Por ende, esta exclusión simbólica y material alimenta la indiferencia: y se suele escuchar en la calle que “votar no cambia nada, porque nadie nos representa”.

Otra cuestión clave es la creciente personalización de la política. En lugar de construir proyectos colectivos, los partidos vienen girando en torno a figuras individuales, y la discusión política se convierte en una pelea de egos, donde los intereses de la población quedan bastante relegados. (Dificultando la identificación ideológica con las propuestas y reforzando la percepción de que la política es un espectáculo, no un espacio de transformación social).

Ante esto, muchos optan por el silencio con su ausentismo, antes que participar de una “farsa” y puesta en escena.

Además, en un mundo hiperconectado, donde la información circula sin filtros y a velocidades vertiginosas, la confianza en las instituciones se ve erosionada.
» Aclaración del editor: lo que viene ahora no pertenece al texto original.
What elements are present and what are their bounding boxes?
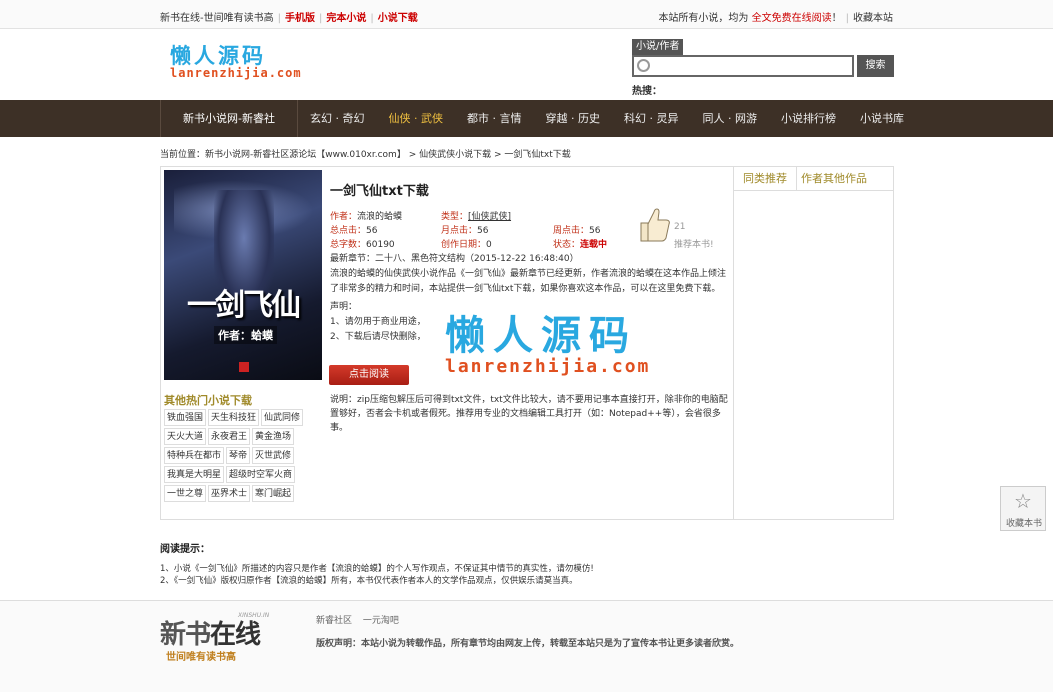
reading-tips: 1、小说《一剑飞仙》所描述的内容只是作者【流浪的蛤蟆】的个人写作观点，不保证其中… (160, 563, 594, 587)
main-nav: 新书小说网-新睿社 玄幻 · 奇幻 仙侠 · 武侠 都市 · 言情 穿越 · 历史 科幻… (0, 100, 1053, 137)
nav-item[interactable]: 都市 · 言情 (455, 100, 534, 137)
footer-logo-part2: 在线 (210, 620, 261, 650)
watermark-cn: 懒人源码 (445, 313, 637, 359)
cover-title: 一剑飞仙 (187, 288, 301, 323)
nav-item[interactable]: 同人 · 网游 (691, 100, 770, 137)
search-input[interactable] (632, 55, 854, 77)
nav-item[interactable]: 小说排行榜 (769, 100, 848, 137)
site-slogan: 新书在线-世间唯有读书高 (160, 13, 274, 24)
hot-novel-item[interactable]: 巫界术士 (208, 485, 251, 502)
hot-novels-title: 其他热门小说下载 (164, 394, 252, 407)
site-logo[interactable]: 懒人源码 lanrenzhijia.com (160, 38, 301, 88)
hot-novel-item[interactable]: 天生科技狂 (208, 409, 260, 426)
meta-total-click: 总点击：56 (330, 226, 378, 236)
watermark-en: lanrenzhijia.com (445, 356, 651, 377)
meta-month-click: 月点击：56 (441, 226, 489, 236)
meta-date: 创作日期：0 (441, 240, 492, 250)
hot-novel-item[interactable]: 黄金渔场 (252, 428, 295, 445)
hot-novel-item[interactable]: 琴帝 (226, 447, 251, 464)
favorite-site-link[interactable]: 收藏本站 (853, 13, 893, 24)
download-note: 说明：zip压缩包解压后可得到txt文件，txt文件比较大，请不要用记事本直接打… (330, 395, 728, 433)
search-type-tab[interactable]: 小说/作者 (632, 39, 684, 55)
nav-home[interactable]: 新书小说网-新睿社 (160, 100, 298, 137)
favorite-book-label: 收藏本书 (1005, 519, 1042, 529)
thumbs-up-icon[interactable] (635, 203, 671, 245)
tip-line-2: 2、《一剑飞仙》版权归原作者【流浪的蛤蟆】所有，本书仅代表作者本人的文学作品观点… (160, 576, 578, 586)
latest-chapter[interactable]: 最新章节：二十八、黑色符文结构（2015-12-22 16:48:40） (330, 251, 579, 264)
read-button[interactable]: 点击阅读 (329, 365, 409, 385)
book-cover[interactable]: 一剑飞仙 作者：蛤蟆 (164, 170, 322, 380)
logo-en: lanrenzhijia.com (170, 66, 302, 80)
hot-novel-item[interactable]: 灭世武修 (252, 447, 295, 464)
meta-week-click: 周点击：56 (553, 226, 601, 236)
nav-item[interactable]: 穿越 · 历史 (534, 100, 613, 137)
tip-line-1: 1、小说《一剑飞仙》所描述的内容只是作者【流浪的蛤蟆】的个人写作观点，不保证其中… (160, 564, 594, 574)
complete-novels-link[interactable]: 完本小说 (326, 13, 366, 24)
book-description: 流浪的蛤蟆的仙侠武侠小说作品《一剑飞仙》最新章节已经更新，作者流浪的蛤蟆在这本作… (330, 269, 727, 294)
type-link[interactable]: [仙侠武侠] (468, 212, 511, 222)
footer-logo-sub: 世间唯有读书高 (166, 652, 236, 663)
cover-author: 作者：蛤蟆 (214, 326, 277, 344)
nav-item[interactable]: 小说书库 (848, 100, 916, 137)
breadcrumb[interactable]: 当前位置：新书小说网-新睿社区源论坛【www.010xr.com】 > 仙侠武侠… (160, 147, 571, 160)
nav-item[interactable]: 科幻 · 灵异 (612, 100, 691, 137)
hot-novel-item[interactable]: 铁血强国 (164, 409, 207, 426)
novel-download-link[interactable]: 小说下载 (378, 13, 418, 24)
nav-items: 玄幻 · 奇幻 仙侠 · 武侠 都市 · 言情 穿越 · 历史 科幻 · 灵异 同人 · … (298, 100, 916, 137)
footer-logo[interactable]: XINSHU.IN 新书在线 世间唯有读书高 (160, 612, 280, 663)
hot-novel-item[interactable]: 一世之尊 (164, 485, 207, 502)
notice-prefix: 本站所有小说，均为 (658, 13, 749, 24)
top-notice: 本站所有小说，均为 全文免费在线阅读！ | 收藏本站 (658, 13, 893, 24)
hot-novel-item[interactable]: 超级时空军火商 (226, 466, 296, 483)
book-title: 一剑飞仙txt下载 (330, 184, 429, 199)
favorite-book-float[interactable]: ☆ 收藏本书 (1000, 486, 1046, 531)
hot-novel-item[interactable]: 永夜君王 (208, 428, 251, 445)
hot-novels-list: 铁血强国 天生科技狂 仙武同修天火大道 永夜君王 黄金渔场特种兵在都市 琴帝 灭世武修我真是… (164, 409, 304, 502)
hot-search-label: 热搜： (632, 86, 662, 97)
footer-link-1[interactable]: 新睿社区 (316, 616, 352, 626)
footer-links: 新睿社区 一元淘吧 (316, 613, 399, 626)
copyright: 版权声明：本站小说为转载作品，所有章节均由网友上传，转载至本站只是为了宣传本书让… (316, 639, 740, 649)
hot-novel-item[interactable]: 特种兵在都市 (164, 447, 225, 464)
recommend-count: 21 (674, 222, 686, 232)
tab-author-works[interactable]: 作者其他作品 (796, 167, 871, 191)
footer-logo-part1: 新书 (160, 620, 211, 650)
meta-author: 作者：流浪的蛤蟆 (330, 212, 403, 222)
hot-novel-item[interactable]: 我真是大明星 (164, 466, 225, 483)
meta-words: 总字数：60190 (330, 240, 395, 250)
meta-type: 类型：[仙侠武侠] (441, 212, 512, 222)
recommend-book-link[interactable]: 推荐本书! (674, 237, 714, 250)
search-button[interactable]: 搜索 (857, 55, 894, 77)
reading-tips-title: 阅读提示： (160, 544, 210, 555)
tab-similar[interactable]: 同类推荐 (734, 167, 796, 191)
top-links: 新书在线-世间唯有读书高 | 手机版 | 完本小说 | 小说下载 (160, 13, 418, 24)
notice-highlight: 全文免费在线阅读 (751, 13, 832, 24)
star-icon: ☆ (1014, 489, 1032, 513)
hot-novel-item[interactable]: 天火大道 (164, 428, 207, 445)
mobile-link[interactable]: 手机版 (285, 13, 315, 24)
hot-novel-item[interactable]: 仙武同修 (261, 409, 304, 426)
nav-item[interactable]: 仙侠 · 武侠 (377, 100, 456, 137)
nav-item[interactable]: 玄幻 · 奇幻 (298, 100, 377, 137)
top-bar: 新书在线-世间唯有读书高 | 手机版 | 完本小说 | 小说下载 本站所有小说，均为 全文免… (0, 0, 1053, 29)
footer-link-2[interactable]: 一元淘吧 (363, 616, 399, 626)
notice-suffix: ！ (831, 13, 842, 24)
search-icon (637, 59, 650, 72)
recommend-panel: 同类推荐 作者其他作品 (734, 166, 894, 520)
author-link[interactable]: 流浪的蛤蟆 (357, 212, 402, 222)
meta-status: 状态：连载中 (553, 240, 608, 250)
hot-novel-item[interactable]: 寒门崛起 (252, 485, 295, 502)
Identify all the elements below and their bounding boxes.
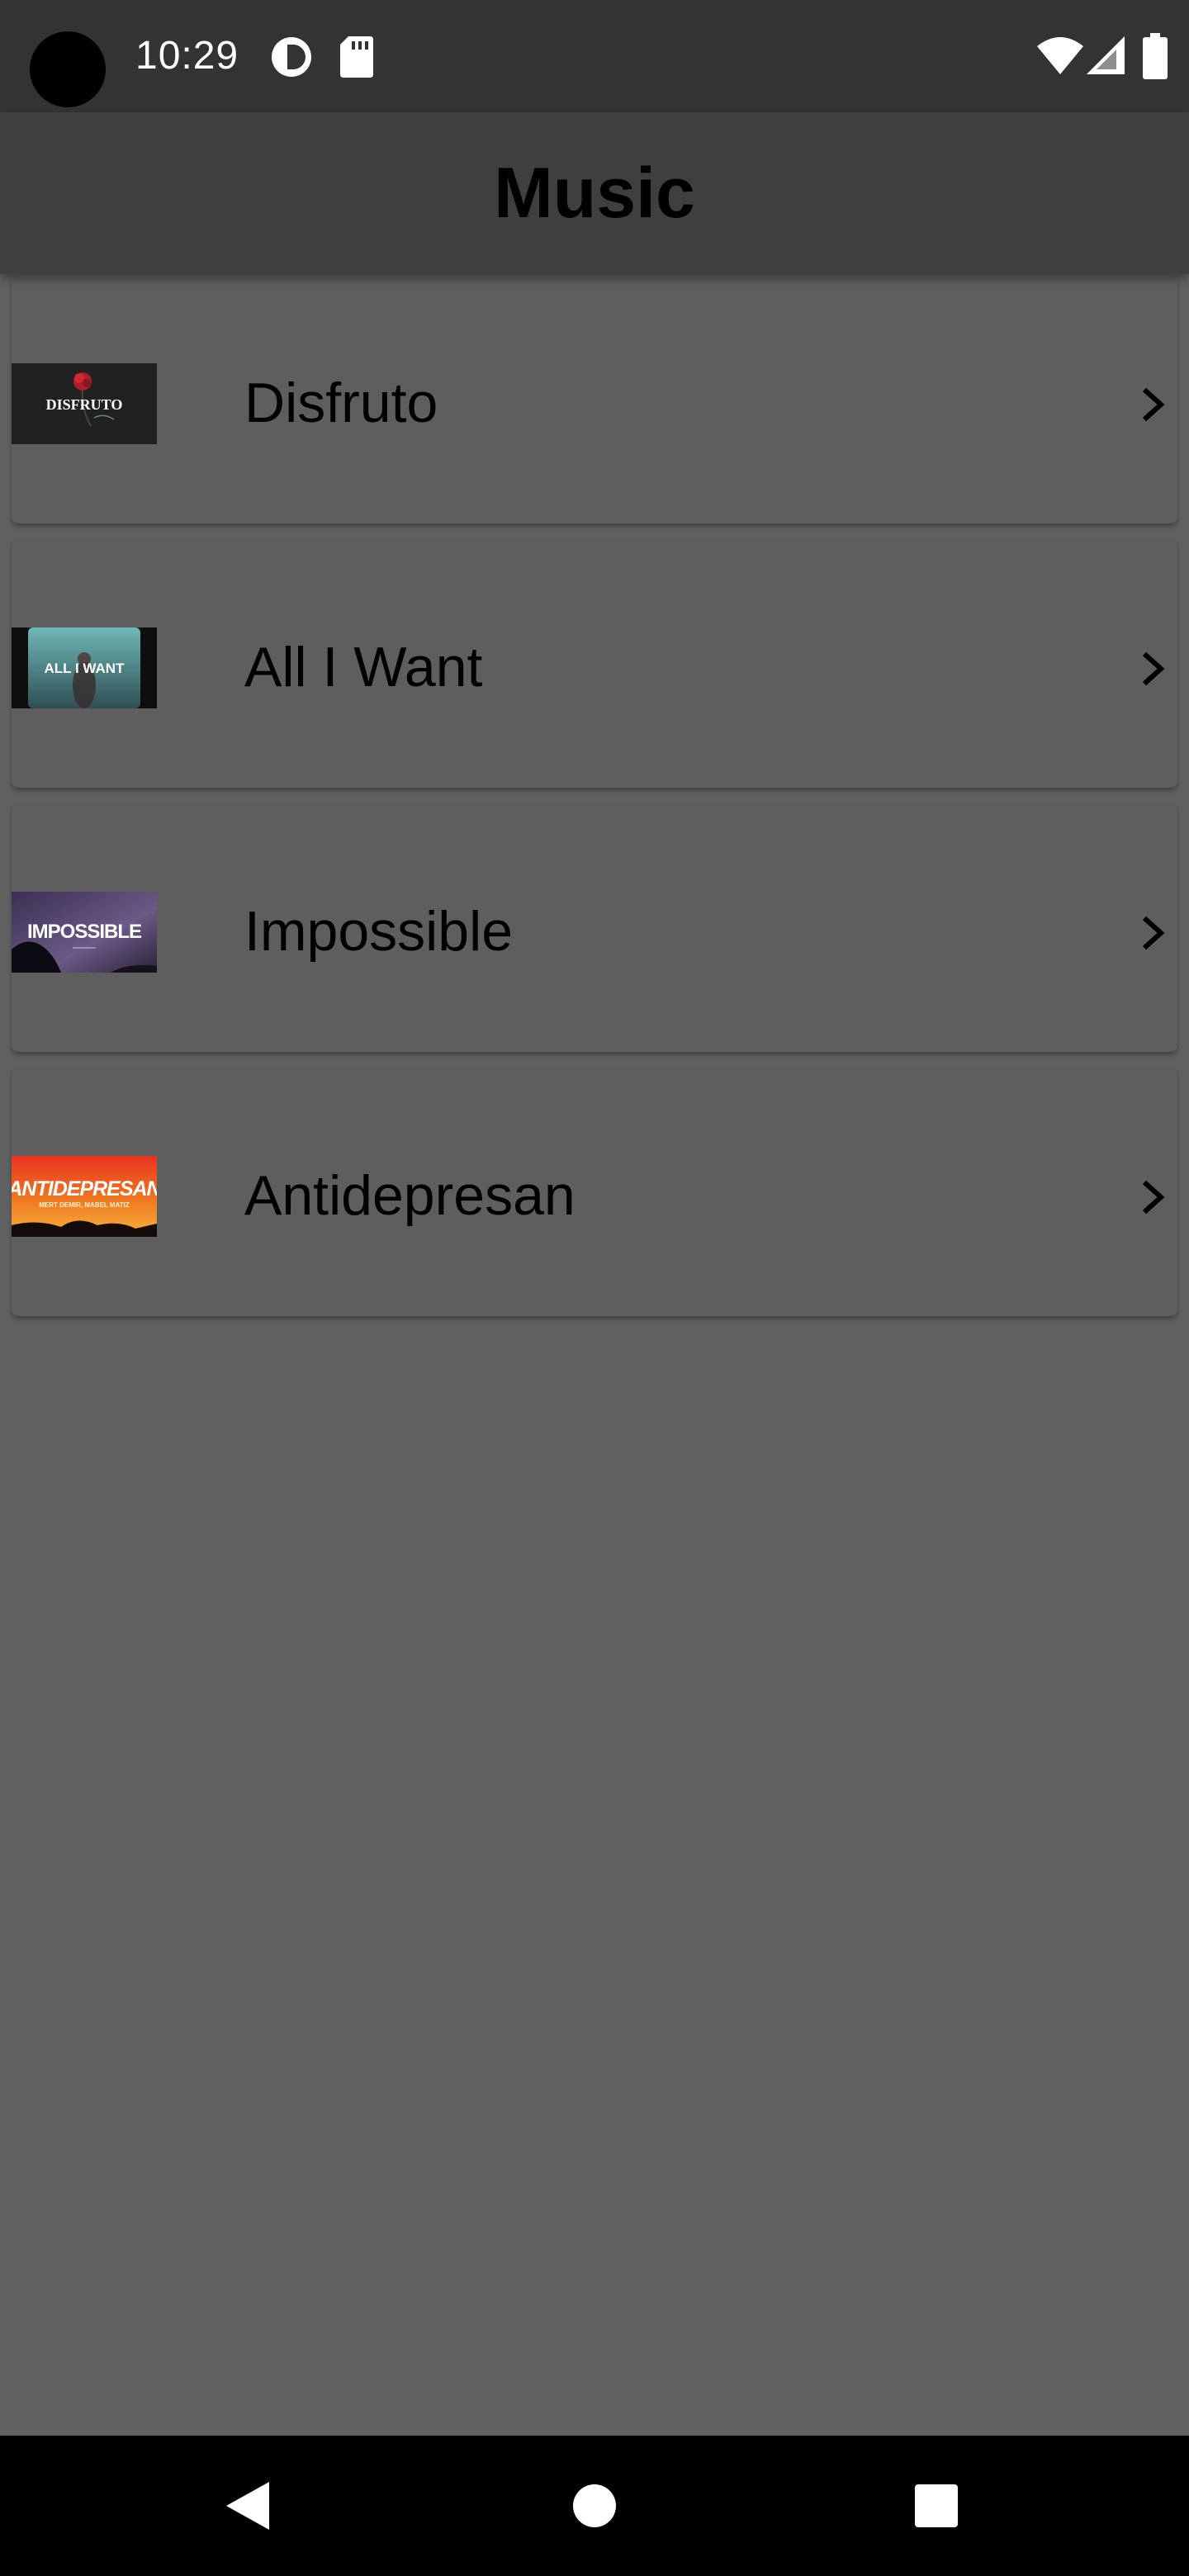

Las noticias falsas, los escándalos constantes y la polarización extrema crean un clima de desconfianza generalizada. Todo se percibe como un juego sucio, y votar, como una pérdida de tiempo. En lugar de motivar la participación, la información constante puede terminar paralizando o incluso desinformando al ciudadano.

Ante esta situación, nos podemos cuestionar y pensar cómo recuperar la fe en el sistema y en los políticos de turno…

Ahora, la solución no es fácil, pero indudablemente implica una transformación significativa en la manera de realizar política, siendo que será imprescindible que los partidos dejen de lado el marketing vacío y retomen la conexión con las verdaderas necesidades de las personas.

¿Es necesario un cambio generacional, ético y programático? Seguramente que sí, pero también que sitúe a la ciudadanía en el núcleo. Asimismo, resulta crucial fortalecer la educación en civismo desde la infancia, para que el acto de votar retome su valor tanto simbólico como práctico.